Response: There is a very predictable progression among certain segments of society when they come upon someone with whom they disagree. The first phase is to label opponents as extreme, radical, hateful, bigoted, stupid and/or ignorant. In phase two when they are caught red-handed in a lie or inconsistency, their response is “so what?” (à la Hillary Clinton’s “What difference does it make?” retort). Then, in phase three, they attack the person(s) who brought the lie or inconsistency to light.  We are familiar with Saul Alinsky’s “Rules for Radicals” playbook, and we are not going to be detoured by such tactics.

Comment: You don’t have many Facebook likes so you must not have many readers or many people who agree with you.

Response: We have not paid advertising fees to domestic or international click farms to obtain our likes.
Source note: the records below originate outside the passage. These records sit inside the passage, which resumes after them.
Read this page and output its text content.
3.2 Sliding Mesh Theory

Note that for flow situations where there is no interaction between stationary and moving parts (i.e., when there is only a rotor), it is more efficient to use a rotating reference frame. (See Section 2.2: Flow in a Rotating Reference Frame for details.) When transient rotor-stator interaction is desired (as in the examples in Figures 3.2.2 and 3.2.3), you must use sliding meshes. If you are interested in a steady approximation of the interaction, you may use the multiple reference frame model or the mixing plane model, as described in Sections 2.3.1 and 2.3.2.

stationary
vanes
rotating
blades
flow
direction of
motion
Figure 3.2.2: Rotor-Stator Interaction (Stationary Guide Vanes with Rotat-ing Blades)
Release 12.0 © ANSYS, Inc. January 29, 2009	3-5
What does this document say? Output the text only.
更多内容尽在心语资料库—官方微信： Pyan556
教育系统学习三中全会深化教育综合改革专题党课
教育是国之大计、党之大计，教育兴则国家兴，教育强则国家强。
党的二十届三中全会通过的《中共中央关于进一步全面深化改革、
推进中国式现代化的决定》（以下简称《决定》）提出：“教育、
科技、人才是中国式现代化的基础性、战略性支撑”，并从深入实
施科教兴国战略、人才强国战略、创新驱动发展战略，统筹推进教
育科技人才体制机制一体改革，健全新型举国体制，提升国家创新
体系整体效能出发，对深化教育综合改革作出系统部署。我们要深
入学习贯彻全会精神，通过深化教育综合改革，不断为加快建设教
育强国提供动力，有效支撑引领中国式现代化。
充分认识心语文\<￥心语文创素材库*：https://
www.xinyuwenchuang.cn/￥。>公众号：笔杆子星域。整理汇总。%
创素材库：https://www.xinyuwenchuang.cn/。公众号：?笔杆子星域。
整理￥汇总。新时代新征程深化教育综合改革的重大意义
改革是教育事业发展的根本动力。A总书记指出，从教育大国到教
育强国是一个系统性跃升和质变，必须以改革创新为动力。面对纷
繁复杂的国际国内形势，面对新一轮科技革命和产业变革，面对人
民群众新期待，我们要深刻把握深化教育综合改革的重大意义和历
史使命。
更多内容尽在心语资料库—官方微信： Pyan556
We have never campaigned or begged for likes, or manipulated Facebook to procure likes from far-off places such as Istanbul, Turkey. We are True and our likes are too. Furthermore, we have never viewed the number of likes on our Facebook page as a measure of our success. If you could see our blog’s analytics, you’d know that we have a significant, rapidly growing following. But if you think that our blog has a small audience and irrelevant content, why would you want to waste your time reading it or trying to post comments?

Comment: You have a typo/grammatical/writing style error in one of your posts; your use of bold typeface seems less than judicious; and the size of your font is a little too large.

Response: This is a sure sign of desperation, ranking right up there with ad hominem attacks. We have a very talented, well-educated and experienced team of contributors, but from time to time we likely will have a typo or two and maybe even a grammatical error somewhere along the way. We certainly are not perfect and don’t pretend to be. There are typos in newspapers, blog posts, etc., all the time so get over it. Sometimes the people we quote have errors in their statements, but we print their comments verbatim because we want to be accurate and use their exact words. When dealing with “stylistic errors,” it often depends on which style one is using. What is correct in one style may not be in another. But please keep in mind that WilliamsonTrue is a blog and not a scholarly publication. We use bolding to help readers who like to first scan content so they can get the gist of what is written before reading a post. As to the person who complained the size of our blog’s font is too large—well, you may have us on that one.